A l’issue de cette 2nde réunion, les membres présents procèdent à la désignation provisoire du bureau. Dans la réunion du 18 mai, il est décidé du jour des réunions. Le 15 juin 1907, le Grand Orient de France donne son accord. Ainsi donc, le 7 juillet 1907 consacre la création de notre Atelier. de la voie, commissaire de surveillance des chemins de fer, peintre.
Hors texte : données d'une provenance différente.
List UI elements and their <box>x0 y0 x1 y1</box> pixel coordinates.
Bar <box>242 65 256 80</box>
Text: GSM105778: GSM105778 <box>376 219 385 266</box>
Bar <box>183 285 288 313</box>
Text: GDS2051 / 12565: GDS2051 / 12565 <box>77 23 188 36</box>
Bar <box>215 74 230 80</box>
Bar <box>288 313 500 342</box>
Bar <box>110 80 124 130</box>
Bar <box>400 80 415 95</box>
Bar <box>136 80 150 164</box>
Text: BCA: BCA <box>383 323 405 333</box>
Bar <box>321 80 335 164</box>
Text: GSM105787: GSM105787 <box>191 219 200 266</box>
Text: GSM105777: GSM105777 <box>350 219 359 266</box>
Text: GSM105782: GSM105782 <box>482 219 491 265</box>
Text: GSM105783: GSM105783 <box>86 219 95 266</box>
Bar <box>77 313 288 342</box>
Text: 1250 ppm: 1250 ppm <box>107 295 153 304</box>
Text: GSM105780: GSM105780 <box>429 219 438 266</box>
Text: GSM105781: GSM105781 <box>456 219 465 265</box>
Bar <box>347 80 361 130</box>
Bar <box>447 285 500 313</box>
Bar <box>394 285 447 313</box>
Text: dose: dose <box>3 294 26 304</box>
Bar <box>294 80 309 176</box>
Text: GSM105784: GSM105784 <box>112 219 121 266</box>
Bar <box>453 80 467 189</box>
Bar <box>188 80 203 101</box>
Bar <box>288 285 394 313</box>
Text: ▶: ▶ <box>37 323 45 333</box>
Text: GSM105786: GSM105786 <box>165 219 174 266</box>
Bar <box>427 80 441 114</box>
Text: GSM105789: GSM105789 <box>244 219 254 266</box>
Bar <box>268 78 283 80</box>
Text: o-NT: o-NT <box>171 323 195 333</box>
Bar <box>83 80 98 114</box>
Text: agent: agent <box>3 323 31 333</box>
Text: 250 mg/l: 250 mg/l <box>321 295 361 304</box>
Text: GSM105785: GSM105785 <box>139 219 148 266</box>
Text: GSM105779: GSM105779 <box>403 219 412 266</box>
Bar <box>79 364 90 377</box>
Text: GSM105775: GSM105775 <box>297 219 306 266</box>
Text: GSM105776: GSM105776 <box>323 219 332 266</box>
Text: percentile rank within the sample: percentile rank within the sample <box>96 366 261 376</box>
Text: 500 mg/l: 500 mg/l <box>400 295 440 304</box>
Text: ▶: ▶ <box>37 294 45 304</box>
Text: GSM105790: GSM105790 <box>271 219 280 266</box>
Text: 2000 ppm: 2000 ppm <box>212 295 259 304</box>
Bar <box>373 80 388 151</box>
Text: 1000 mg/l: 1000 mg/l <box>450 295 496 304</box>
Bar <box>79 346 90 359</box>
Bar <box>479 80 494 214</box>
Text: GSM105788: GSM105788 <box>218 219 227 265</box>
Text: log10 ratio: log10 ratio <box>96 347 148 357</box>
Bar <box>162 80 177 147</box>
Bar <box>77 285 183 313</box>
Rue de la Fronde, nous nous trouvons face à un modeste bâtiment de 86m2 implanté sur un terrain de 300m2. Le mobilier est constitué de huit banquettes de moleskine, vingt chaises empaillées, huit tables. Il compte également une cloche pour le chauffage. Dévasté par les inondations à quatre reprises, ouvrons notre registre de 1910 :

« Les épouvantables désastres qui en ont été la conséquence, notre local et notre mobilier sont en partie détruits. Tous nos efforts sont absolument anéantis. »

L’Atelier s’installera successivement rue Jean Jaurès à Villeneuve-le-Roi, avenue Julien de la Gravière à Athis-Mons, rue de Draveil à nouveau à Juvisy, puis rue Jules Breton à Paris.